Hunter Thomas

Hunter Thomas slides industrial robotic equipment onto a forklift driven by Braden Albright Tuesday at Southmont High School. The machines were donated to the West Central Indiana Career and Technical Education Cooperative by Vincennes University.

NEW MARKET — Robots once used to build Toyotas will now help train students for careers in manufacturing.

Vincennes University donated the equipment to the West Central Indiana Career and Technical Education Cooperative, which offers advanced manufacturing classes at Southmont High School. The machines are the latest addition to the school’s automation lab as the cooperative works to bring more industry-certified tools into the classroom.

“We’re certainly looking for industry partners to help us out as we continue to build our program here,” said Alan Clifton, Southmont advanced manufacturing director.

The two, 11-year-old resistance welders were given to the university by Toyota, which decommissioned the machines this spring from its assembly plant in Princeton. They come equipped with a removable end-of-arm tool or can be fitted with grippers or suction cups to pick up materials.  

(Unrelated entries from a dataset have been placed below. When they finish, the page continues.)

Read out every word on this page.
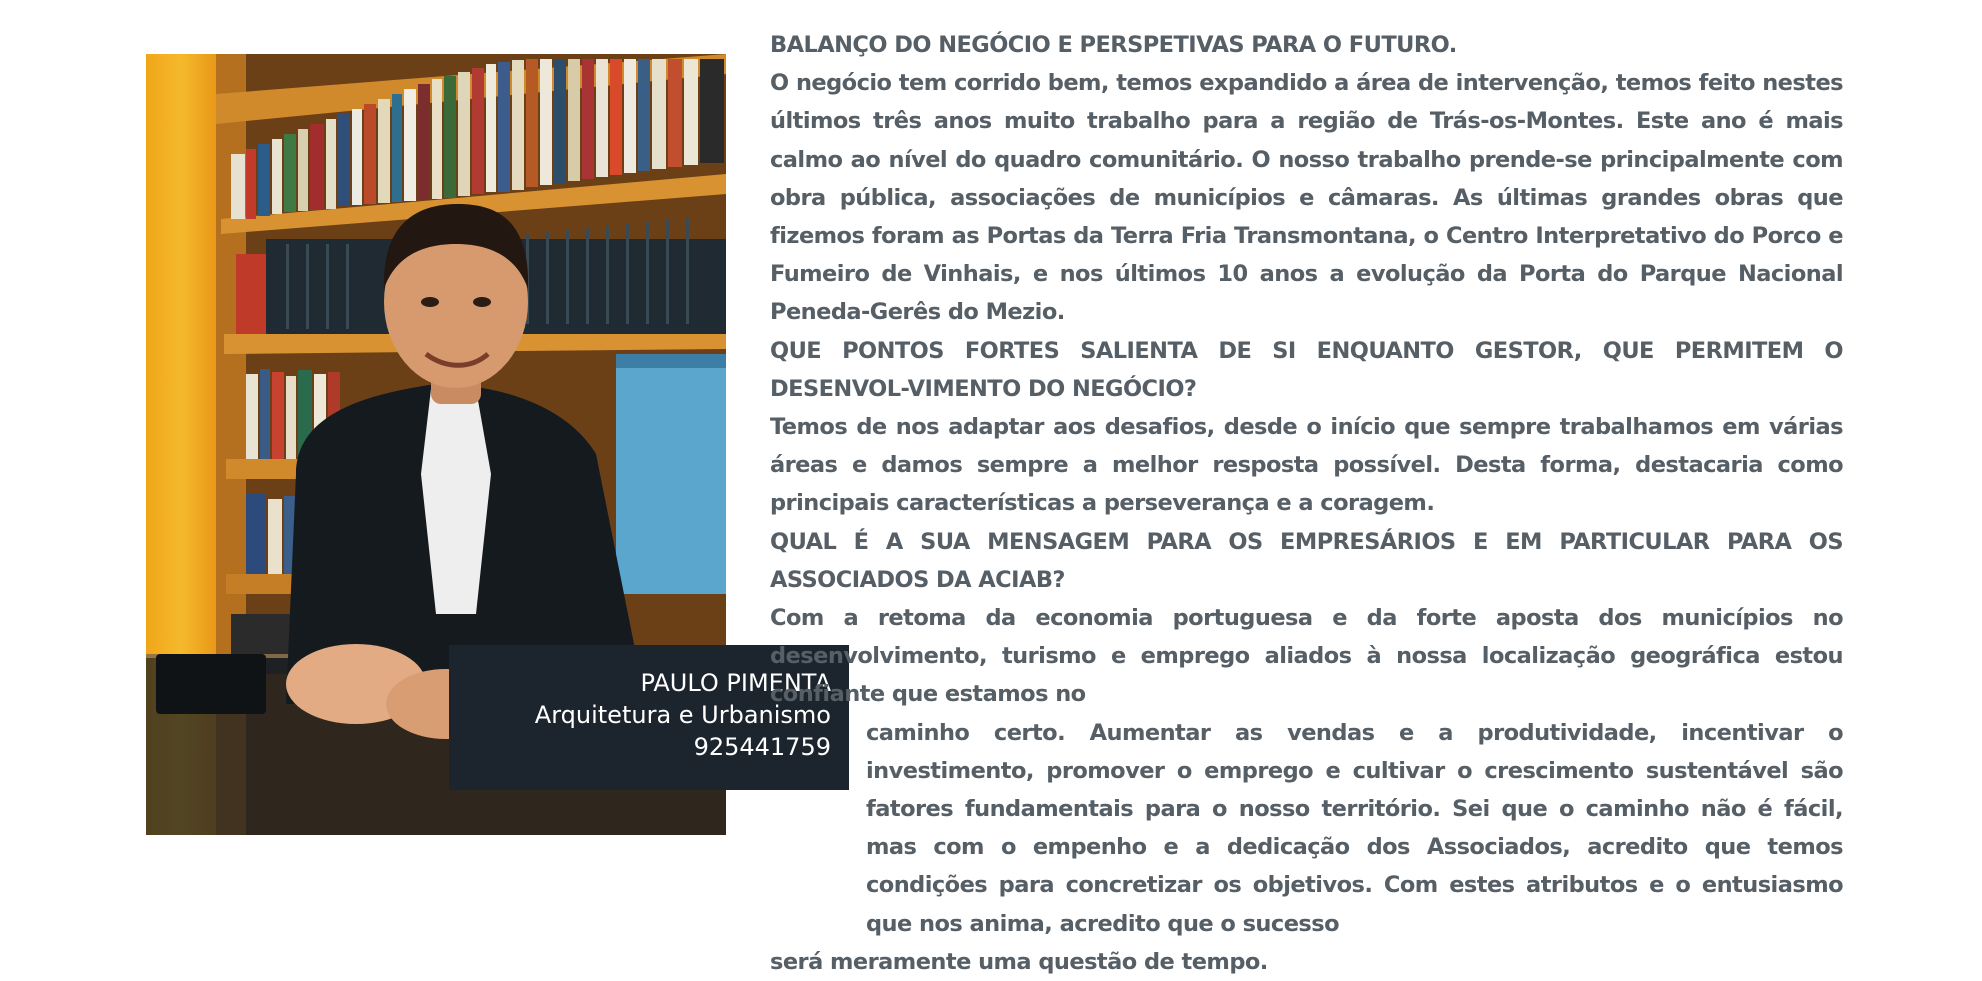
PAULO PIMENTA
Arquitetura e Urbanismo
925441759
BALANÇO DO NEGÓCIO E PERSPETIVAS PARA O FUTURO.

O negócio tem corrido bem, temos expandido a área de intervenção, temos feito nestes últimos três anos muito trabalho para a região de Trás-os-Montes. Este ano é mais calmo ao nível do quadro comunitário. O nosso trabalho prende-se principalmente com obra pública, associações de municípios e câmaras. As últimas grandes obras que fizemos foram as Portas da Terra Fria Transmontana, o Centro Interpretativo do Porco e Fumeiro de Vinhais, e nos últimos 10 anos a evolução da Porta do Parque Nacional Peneda-Gerês do Mezio.

QUE PONTOS FORTES SALIENTA DE SI ENQUANTO GESTOR, QUE PERMITEM O DESENVOL-VIMENTO DO NEGÓCIO?

Temos de nos adaptar aos desafios, desde o início que sempre trabalhamos em várias áreas e damos sempre a melhor resposta possível. Desta forma, destacaria como principais características a perseverança e a coragem.

QUAL É A SUA MENSAGEM PARA OS EMPRESÁRIOS E EM PARTICULAR PARA OS ASSOCIADOS DA ACIAB?

Com a retoma da economia portuguesa e da forte aposta dos municípios no desenvolvimento, turismo e emprego aliados à nossa localização geográfica estou confiante que estamos no

caminho certo. Aumentar as vendas e a produtividade, incentivar o investimento, promover o emprego e cultivar o crescimento sustentável são fatores fundamentais para o nosso território. Sei que o caminho não é fácil, mas com o empenho e a dedicação dos Associados, acredito que temos condições para concretizar os objetivos. Com estes atributos e o entusiasmo que nos anima, acredito que o sucesso

será meramente uma questão de tempo.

The school hasn’t decided how to employ the robots, which could be used in the manufacturing, welding and fabrication programs.

“They’re fairly new for donated equipment, so they should have several years left on them,” said Vincennes robotics program chair Timothy Hedrick, as the 3,000-lb. robots were delivered to Southmont’s new career and technical education wing on the first day of classes.

Vincennes will use two other resistance welders from Toyota for its own programs. Cooperative students can apply for the university’s Advanced Internship in Manufacturing program, which offers a two-year degree in advanced manufacturing and industrial maintenance.

Next year, the cooperative plans to launch an industrial and automation robotics curriculum, serving students from Crawfordsville, North Montgomery, Southmont and Western Boone High Schools. Students also have access to a $40,000 training robot purchased through a federal grant last year.

Partnerships with Pace Dairy, Nucor Steel and Banjo Corp. help supply the school’s automation lab and manufacturing classrooms and provide hands-on training for students.